The smell of expensive tobacco and rich food hung in the air, but all Zeke could think of was the sterile scent of a hospital room—and the woman lying silently in it. He met T.Lae gaze, his own eyes cool and unblinking.
"Let's talk about the ten acres," Zeke said, his voice low enough that only the table could hear. "And let's not waste each other's time."
T.Lae was a chubby, short white man with a smile that showed too much of his yellowed, uneven teeth. His original business—and still his favorite—was that of a loan shark. It was how he'd acquired most of his land: identify someone with valuable property but in need of quick cash, offer a loan with impossible interest, and when they inevitably default, seize the asset. He had a nose for sniffing out good land long before markets caught on.
Zeke was sure Lae had approached the previous owner of the 10-acre plot the same way. He probably knew the owner was struggling long before pouring a single dollar into the deal. But Zeke didn't care. The morality of Lae's acquisitions wasn't his business. His business was the land itself.
"I didn't come to discuss how you got it," Zeke said, his voice cutting through Lae's lingering smirk. "I came to discuss how I'm going to take it off your hands. Cleanly. Quietly. And for a price that reflects its… complicated history."
Lae's smile tightened, his eyes narrowing into shrewd, calculating slits. The laughter from his companions had died down. The salon felt suddenly very still.

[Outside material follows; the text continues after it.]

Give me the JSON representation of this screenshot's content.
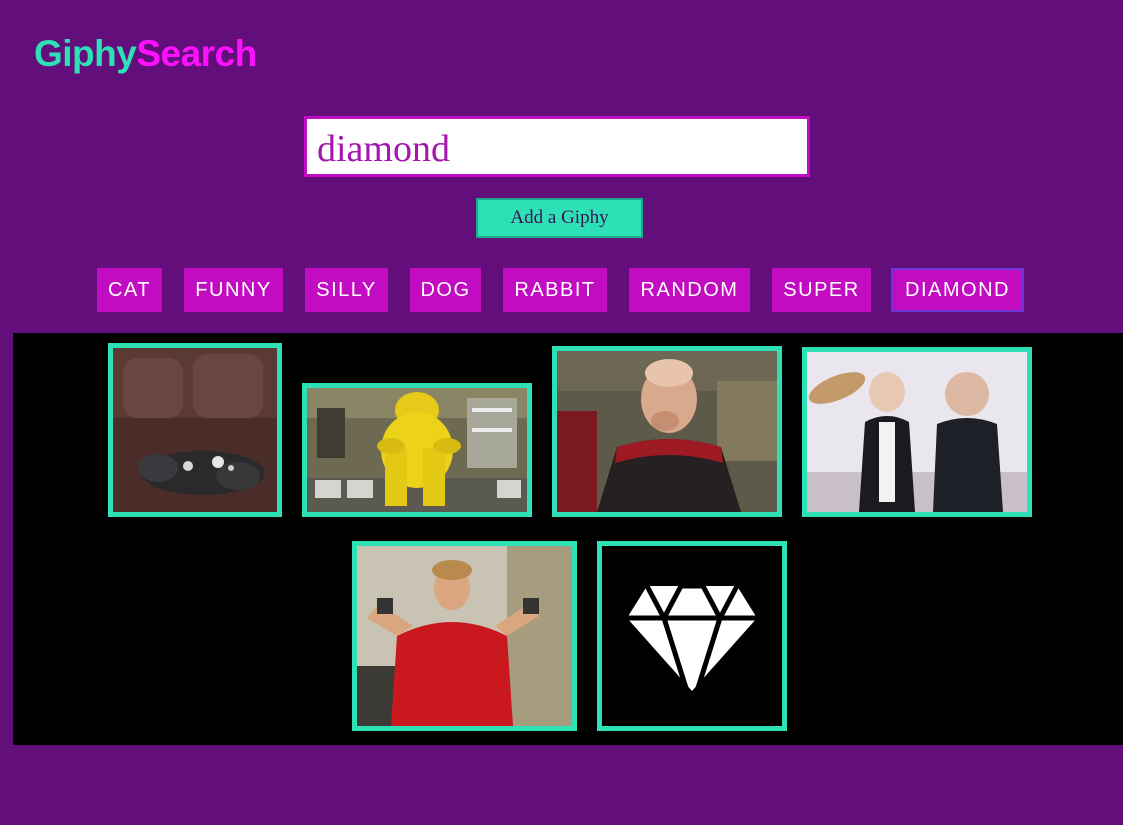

"Complicated?" Lae repeated, tapping his cigar ash into a crystal tray. "The deed is clear. The land is mine."
"The deed is clear," Zeke agreed smoothly, leaning forward slightly. "But the path to it is paved with stories. And stories, Mr.Lae, have a way of becoming expensive." He let the implication hang in the smoky air between them. "I'm offering you a chance to turn a problematic asset into clean, untraceable capital. My offer is final. And it's only on the table tonight."
Zeke's phone buzzed in his pocket again—another update from the hospital. Jenny was awake. Talking. His focus needed to be here, but his mind was already splitting, pulled back to that sterile room and the secrets she might be revealing.

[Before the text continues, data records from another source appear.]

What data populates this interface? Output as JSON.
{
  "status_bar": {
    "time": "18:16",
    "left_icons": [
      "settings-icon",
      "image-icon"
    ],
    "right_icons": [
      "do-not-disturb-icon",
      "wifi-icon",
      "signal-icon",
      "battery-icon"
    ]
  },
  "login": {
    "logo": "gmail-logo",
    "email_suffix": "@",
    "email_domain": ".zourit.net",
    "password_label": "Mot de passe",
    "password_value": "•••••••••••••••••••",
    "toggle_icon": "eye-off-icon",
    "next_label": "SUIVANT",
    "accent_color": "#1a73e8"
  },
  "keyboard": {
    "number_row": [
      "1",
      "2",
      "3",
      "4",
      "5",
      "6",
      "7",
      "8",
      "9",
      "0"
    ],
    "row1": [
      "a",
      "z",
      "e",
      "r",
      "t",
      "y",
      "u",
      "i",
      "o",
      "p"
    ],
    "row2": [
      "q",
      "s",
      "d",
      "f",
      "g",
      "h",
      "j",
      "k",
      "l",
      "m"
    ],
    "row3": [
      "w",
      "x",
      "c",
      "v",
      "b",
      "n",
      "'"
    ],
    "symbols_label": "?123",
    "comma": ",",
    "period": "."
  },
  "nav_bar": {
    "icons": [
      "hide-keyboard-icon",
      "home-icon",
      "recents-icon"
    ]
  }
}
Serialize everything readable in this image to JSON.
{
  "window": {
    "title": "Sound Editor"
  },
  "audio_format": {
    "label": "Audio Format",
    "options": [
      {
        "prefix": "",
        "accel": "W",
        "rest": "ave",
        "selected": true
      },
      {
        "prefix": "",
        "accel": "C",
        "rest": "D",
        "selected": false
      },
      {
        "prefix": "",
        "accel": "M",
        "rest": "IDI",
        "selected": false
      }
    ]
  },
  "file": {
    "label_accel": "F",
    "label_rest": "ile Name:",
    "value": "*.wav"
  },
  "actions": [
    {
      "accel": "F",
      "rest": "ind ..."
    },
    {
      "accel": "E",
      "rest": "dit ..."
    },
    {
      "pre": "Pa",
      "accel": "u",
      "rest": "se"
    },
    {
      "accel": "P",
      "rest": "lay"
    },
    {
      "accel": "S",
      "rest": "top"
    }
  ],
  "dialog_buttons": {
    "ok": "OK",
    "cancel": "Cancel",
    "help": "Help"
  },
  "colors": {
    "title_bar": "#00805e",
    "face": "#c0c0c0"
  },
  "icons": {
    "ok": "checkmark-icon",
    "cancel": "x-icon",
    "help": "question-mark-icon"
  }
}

The land was the future. But Jenny… Jenny was the key to surviving long enough to see it.
T.Lae then let out a slow, rattling laugh, relaxing back into his chair. "Hmm, Zeke. I'll admit, you're young, but you talk like you own the room. Don't you think you're being a bit… rude?" he said, the word hanging in the cigar-scented air.

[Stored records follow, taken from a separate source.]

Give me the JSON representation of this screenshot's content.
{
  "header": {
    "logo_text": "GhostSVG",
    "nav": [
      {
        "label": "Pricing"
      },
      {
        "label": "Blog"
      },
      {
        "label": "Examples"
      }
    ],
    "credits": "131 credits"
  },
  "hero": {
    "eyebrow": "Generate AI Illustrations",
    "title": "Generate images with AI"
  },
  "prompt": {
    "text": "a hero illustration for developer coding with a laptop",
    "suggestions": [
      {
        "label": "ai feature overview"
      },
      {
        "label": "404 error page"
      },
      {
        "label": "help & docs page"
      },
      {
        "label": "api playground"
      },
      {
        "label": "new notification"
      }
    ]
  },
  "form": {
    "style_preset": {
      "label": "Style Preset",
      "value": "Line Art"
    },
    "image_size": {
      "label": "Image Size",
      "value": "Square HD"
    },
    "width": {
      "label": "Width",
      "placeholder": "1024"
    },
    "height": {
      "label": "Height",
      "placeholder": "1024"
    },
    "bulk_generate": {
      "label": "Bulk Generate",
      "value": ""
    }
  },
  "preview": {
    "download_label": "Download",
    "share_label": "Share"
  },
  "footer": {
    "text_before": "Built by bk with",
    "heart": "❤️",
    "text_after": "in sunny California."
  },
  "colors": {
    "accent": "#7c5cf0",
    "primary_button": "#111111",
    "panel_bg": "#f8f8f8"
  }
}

He folded his hands over his round stomach and crossed his legs, attempting to regain an air of ease. Still, Zeke could see it—the faint flush creeping up T.Lae neck, the slight tightening around his eyes. T.Lae felt embarrassed, and worse, unsettled.
He scoffed, trying to sound dismissive. "That land you want to acquire… do you even know its history? It wasn't just some random plot. It was community land. Sacred to some. Stolen from others. The paperwork might be clean, but the stories aren't. You think you can just build over that?"
Zeke didn't flinch. "I'm not building a memorial, T.Lae . I'm building an empire. And empires are never built on clean land." He leaned in, his voice dropping to a near whisper, cold and deliberate. "But if you'd rather I discuss those stories with the press, or perhaps with the heirs of the original owners who still have claim documents… then we can end this conversation here."
T.Lae smug facade cracked completely. The color drained from his face. Zeke had done his homework—far more than Sili had anticipated. This wasn't a negotiation anymore. It was a takeover.